18 de Abril, 2017 - 09:54
Bezerra vê tentativa de 'minar CPI da Copa para que acabe em pizza'

A sugestão para que sejam feitas alterações no relatório final da Comissão Parlamentar de Inquérito (CPI) das Obras da Copa é visto pelo deputado estadual Oscar Bezerra, presidente da CPI, como uma tentativa de "minar a comissão para que ela acabe em pizza”.

Segundo Bezerra, acatar as sugestões propostas pelo presidente da Assembleia Legislativa, Eduardo Botelho (PSB), é "ir na contramão da verdade”. Botelho sugeriu que Bezerra alterasse dois principais pontos do relatório que “puniam” o consórcio VLT pelo atraso das obras.

Um dos pontos diz respeito à paralisação das obras e a recomendação de que, caso a obra do VLT continuasse, fosse realizada por outros meios que não o atual Consórcio VLT. As sanções, porém, inviabilizariam o acordo entre o Governo e o Consórcio VLT, que estabeleceu que o Estado pague mais R$ 922 milhões para a conclusão da obra do modal de transporte. O acordo ainda precisa ser homologado pela Justiça Federal.

“O nosso país vive um momento de limpeza de todos os erros cometidos no passado e agora, neste caso, estaremos na contramão da verdade; e, com isto, avalizando o que estava no mínimo suspeito. O que se pretende talvez é que mais uma CPI acabe em pizza”, disse Bezerra.

O relatório final da comissão apontou ainda a existência de fraudes, descumprimento de contratos, superfaturamento, pagamentos indevidos e má qualidade dos serviços nas obras feitas durante a gestão do ex-governador Silval Barbosa (PMDB), além do descumprimento do cronograma proposto pela execução das obras, que já custou R$ 1 bilhão.

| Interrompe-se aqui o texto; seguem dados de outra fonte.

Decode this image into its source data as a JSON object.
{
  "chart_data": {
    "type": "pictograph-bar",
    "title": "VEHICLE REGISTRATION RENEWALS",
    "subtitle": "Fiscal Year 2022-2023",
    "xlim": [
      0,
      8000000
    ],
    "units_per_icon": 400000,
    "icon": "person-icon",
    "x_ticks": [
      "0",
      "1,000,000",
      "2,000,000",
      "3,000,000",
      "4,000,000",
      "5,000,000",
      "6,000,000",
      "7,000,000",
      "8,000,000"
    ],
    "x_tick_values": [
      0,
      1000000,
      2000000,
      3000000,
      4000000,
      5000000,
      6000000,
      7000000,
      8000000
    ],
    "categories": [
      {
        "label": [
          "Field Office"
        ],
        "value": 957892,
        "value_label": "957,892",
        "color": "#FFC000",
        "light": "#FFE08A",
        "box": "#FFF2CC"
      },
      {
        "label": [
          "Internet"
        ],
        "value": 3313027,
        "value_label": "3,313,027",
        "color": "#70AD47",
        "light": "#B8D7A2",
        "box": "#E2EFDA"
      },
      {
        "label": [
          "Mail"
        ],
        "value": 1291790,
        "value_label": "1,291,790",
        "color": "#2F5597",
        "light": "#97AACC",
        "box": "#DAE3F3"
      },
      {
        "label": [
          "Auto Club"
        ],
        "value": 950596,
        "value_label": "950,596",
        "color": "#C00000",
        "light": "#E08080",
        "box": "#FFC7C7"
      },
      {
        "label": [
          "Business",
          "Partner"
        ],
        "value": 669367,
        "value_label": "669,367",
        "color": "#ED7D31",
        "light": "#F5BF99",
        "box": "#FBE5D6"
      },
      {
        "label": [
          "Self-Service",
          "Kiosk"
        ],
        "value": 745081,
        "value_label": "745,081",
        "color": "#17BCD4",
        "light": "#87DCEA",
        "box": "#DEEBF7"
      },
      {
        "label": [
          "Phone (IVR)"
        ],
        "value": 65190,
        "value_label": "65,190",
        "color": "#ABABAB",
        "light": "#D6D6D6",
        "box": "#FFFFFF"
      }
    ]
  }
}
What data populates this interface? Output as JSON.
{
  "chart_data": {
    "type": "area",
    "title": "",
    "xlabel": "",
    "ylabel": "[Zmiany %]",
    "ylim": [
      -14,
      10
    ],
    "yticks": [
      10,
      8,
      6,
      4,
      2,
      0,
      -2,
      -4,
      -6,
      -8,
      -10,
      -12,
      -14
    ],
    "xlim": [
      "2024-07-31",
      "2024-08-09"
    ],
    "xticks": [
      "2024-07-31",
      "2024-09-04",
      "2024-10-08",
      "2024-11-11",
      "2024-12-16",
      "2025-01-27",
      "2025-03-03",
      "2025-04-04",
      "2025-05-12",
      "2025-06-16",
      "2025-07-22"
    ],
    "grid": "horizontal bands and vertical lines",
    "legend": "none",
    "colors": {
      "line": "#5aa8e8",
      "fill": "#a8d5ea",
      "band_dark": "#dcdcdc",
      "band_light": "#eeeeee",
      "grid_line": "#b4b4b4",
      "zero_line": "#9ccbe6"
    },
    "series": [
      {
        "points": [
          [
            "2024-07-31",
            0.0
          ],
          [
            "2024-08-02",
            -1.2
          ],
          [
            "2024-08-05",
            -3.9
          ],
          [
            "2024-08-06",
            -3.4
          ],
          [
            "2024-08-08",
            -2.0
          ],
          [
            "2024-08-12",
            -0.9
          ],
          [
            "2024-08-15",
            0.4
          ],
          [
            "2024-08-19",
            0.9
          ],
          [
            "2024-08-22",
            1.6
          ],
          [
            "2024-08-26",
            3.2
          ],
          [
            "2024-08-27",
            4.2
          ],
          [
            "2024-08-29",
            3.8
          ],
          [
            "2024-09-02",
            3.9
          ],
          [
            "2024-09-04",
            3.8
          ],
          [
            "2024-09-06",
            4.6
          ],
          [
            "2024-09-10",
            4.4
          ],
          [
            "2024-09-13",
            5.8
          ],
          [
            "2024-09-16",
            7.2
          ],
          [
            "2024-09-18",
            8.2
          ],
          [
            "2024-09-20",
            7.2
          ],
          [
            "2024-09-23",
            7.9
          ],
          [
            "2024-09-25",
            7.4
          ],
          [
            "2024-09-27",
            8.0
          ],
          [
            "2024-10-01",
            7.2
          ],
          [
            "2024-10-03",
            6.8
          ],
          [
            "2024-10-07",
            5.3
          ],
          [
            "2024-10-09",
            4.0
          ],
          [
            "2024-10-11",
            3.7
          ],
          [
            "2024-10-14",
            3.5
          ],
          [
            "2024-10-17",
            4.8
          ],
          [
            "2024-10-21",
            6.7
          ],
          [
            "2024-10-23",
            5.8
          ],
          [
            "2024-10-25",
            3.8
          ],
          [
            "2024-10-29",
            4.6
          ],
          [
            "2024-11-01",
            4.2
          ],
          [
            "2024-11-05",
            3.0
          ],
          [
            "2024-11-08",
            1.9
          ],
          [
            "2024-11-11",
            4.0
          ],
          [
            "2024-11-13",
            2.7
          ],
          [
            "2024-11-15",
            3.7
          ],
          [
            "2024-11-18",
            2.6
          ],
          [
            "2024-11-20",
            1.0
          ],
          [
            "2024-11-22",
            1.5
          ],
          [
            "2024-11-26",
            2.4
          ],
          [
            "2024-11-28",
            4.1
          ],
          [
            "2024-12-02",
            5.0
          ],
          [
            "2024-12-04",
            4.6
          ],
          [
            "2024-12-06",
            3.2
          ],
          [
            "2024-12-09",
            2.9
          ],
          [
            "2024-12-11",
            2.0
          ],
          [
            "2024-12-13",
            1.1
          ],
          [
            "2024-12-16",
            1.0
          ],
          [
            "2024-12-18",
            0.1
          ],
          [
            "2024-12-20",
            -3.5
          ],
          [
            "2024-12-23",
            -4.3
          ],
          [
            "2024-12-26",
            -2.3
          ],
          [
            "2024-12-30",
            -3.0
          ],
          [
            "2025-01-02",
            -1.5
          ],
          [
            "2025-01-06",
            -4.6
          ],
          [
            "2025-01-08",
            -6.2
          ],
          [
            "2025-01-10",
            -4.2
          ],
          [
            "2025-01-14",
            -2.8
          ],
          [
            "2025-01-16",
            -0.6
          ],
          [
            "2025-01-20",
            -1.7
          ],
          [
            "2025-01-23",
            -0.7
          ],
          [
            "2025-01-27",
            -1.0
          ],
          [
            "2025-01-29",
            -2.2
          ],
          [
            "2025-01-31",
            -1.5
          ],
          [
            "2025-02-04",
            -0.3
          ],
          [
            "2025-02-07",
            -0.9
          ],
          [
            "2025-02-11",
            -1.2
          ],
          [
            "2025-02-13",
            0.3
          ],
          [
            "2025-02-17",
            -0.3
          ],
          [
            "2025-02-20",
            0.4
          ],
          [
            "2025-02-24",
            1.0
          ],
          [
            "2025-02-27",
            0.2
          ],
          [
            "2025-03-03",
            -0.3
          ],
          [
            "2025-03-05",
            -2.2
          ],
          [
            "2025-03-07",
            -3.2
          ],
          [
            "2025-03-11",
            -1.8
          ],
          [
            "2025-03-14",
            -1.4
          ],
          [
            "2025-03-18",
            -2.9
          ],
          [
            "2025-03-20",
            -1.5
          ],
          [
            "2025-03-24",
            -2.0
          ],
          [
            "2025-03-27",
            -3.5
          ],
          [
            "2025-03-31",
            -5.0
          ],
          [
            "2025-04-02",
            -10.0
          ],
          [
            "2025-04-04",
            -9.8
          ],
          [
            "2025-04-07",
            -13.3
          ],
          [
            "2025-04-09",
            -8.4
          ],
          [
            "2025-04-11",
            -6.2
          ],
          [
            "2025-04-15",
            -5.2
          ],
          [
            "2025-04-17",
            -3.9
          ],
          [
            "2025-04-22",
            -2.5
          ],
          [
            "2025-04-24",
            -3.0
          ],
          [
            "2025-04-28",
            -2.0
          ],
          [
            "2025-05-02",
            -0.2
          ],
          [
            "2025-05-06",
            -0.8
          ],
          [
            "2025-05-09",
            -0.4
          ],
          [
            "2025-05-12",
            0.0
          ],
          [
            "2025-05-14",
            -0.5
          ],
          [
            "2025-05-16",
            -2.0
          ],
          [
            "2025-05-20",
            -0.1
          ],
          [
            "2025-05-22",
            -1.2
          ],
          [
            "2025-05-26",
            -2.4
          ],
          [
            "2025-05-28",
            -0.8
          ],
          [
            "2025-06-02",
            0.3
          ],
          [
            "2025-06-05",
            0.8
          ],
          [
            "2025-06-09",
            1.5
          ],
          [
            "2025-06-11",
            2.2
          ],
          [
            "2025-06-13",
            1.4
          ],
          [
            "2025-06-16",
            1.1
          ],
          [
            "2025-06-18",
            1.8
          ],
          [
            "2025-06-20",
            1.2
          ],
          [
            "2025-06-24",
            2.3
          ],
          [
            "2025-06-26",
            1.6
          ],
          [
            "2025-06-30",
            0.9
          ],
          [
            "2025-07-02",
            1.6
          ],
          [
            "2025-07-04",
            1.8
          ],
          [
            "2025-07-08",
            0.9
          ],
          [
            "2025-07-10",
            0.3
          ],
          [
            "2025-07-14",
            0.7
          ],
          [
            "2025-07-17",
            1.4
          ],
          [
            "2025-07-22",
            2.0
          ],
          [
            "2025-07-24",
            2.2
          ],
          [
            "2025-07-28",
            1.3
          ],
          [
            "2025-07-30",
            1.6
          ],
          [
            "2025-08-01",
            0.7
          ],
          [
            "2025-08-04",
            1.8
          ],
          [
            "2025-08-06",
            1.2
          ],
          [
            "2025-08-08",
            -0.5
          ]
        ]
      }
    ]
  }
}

Ainda de acordo com Bezerra, aprovar o novo acordo articulado por Wilson Santos, então secretário de Estado de Cidades, e o Consórcio VLT para a continuidade das obras, é ser "conivente com o escândalo” que foi a gestão das obras da Copa no Estado.

“Eu, particularmente, não mudo minha posição sobre o grande escândalo de corrupção que foi as obras da Copa. De uma maneira geral, agora tocar esta obra com a mesma empresa é dizer: “está tudo certo o que o Silval fez e por isso que vamos continuar no mesmo contrato e nos mesmos moldes“. Não pactuo com este discurso", garantiu.

O relatório será novamente devolvido, na íntegra, à presidência da Assembleia Legislativa para ser colocado em votação no plenário.  

“Botelho, apesar de presidente, não tem legitimidade de mudar relatório, sob pena de ser responsabilizado, ou seja, deve ser o jeito simples dele em querer acomodar as coisas. Mas o relatório precisa ser votado do jeito que foi aprovado na Comissão da CPI, se a maioria entender que tenha que reprovar, a maioria prevalece”, disse Oscar Bezerra.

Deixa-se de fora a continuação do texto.